In a venture designed to bring giant mobile phone carriers more directly into the book market, German e-book retailer Txtr has unveiled plans at the Frankfurt Book Fair to release a new e-ink digital reading device that can be offered as an inexpensive premium through phone plans. The new device, called the Beagle, is a small, battery-powered e-reader with a 5” e-ink screen that would cost less than $19 when offered via a mobile data plan.
Calling it “easy to use and the cutest e-book reader in the world”, Txtr chief commercial officer Thomas Leliveld said the Beagle would be one of the smallest and lightest (128 grams) e-readers in the market. Leliveld claimed the device could run on two AAA batteries for “up to two years, there are no cables or charger”, joking that it was, “No wi-fi or 4G - it’s a no-G device,” designed strictly for reading. But it is designed to work in conjunction with a cell phone, and once it’s synced to a consumer’s phone with access to e-books, he or she can wirelessly move up to five e-books from their phone to the Beagle for reading. Once five titles are loaded on the Beagle, one will need to be deleted before adding another, although all titles still exist on the phone. The limit on the number of titles that can be placed on the Beagle and the device’s lack of any transmitting capability is not arbitrary - Leliveld acknowledged that this was intended to prevent illegal content sharing.
The Beagle looks to be able to support the display of any e-book no matter where it is purchased. It will launch with Android phones, and support for Apple iOS devices will be next. Support for BlackBerry devices is not planned, Leliveld said, "But I see Windows 8 phones as the third platform."
While the new e-ink device is an interesting piece of hardware, Txtr’s business model is even more so. Leliveld said the targets of the venture were the giant global phone carriers like Sprint and AT&T, and the plan was to have them subsidize the device and offer digital reading as a cool value-add for phone consumers. Beagle offered them “a high return on investment.” “We’re after the 80% of of the cell phone market that aren’t digital readers,” he added.
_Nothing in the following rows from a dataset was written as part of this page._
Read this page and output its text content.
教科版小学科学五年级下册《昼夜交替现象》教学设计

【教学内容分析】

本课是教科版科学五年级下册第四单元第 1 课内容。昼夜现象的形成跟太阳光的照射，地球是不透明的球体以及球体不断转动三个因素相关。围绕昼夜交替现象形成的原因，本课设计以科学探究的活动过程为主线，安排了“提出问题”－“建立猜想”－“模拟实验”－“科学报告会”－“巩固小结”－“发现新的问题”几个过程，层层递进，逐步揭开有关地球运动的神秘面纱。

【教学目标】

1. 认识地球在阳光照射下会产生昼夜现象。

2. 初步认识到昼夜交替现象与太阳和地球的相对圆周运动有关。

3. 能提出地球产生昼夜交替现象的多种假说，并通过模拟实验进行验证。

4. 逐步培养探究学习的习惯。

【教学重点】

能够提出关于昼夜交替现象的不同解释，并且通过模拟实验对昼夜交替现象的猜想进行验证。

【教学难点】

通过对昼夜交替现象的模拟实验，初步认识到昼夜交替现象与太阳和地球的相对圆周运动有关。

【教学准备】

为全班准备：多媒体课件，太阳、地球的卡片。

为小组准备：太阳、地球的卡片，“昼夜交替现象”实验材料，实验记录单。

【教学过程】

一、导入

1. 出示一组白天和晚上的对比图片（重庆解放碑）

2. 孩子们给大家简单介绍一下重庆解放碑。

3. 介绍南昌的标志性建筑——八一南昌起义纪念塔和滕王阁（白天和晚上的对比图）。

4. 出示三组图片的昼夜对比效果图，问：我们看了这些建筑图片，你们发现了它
Leliveld said talks with the carriers continue (“they don’t do things fast”) and he expects to have the device in the market before Christmas, “but not in all markets.” In fact he said his first shipment would probably be for more than 100,000 devices—“carriers don’t order 2,000 copies of anything,” he said—and that it was likely that a family buying a new phone plan would likely add a digital reader to the mix—especially if the cost of the device could be as little as 10 euros. And while Leliveld said their focus was on the mobile carriers, he said the company would be open to offering the device for direct sale “if we can find a market of about 10,000 to 20,000 consumers to buy it, then we would try to satisfy that demand.”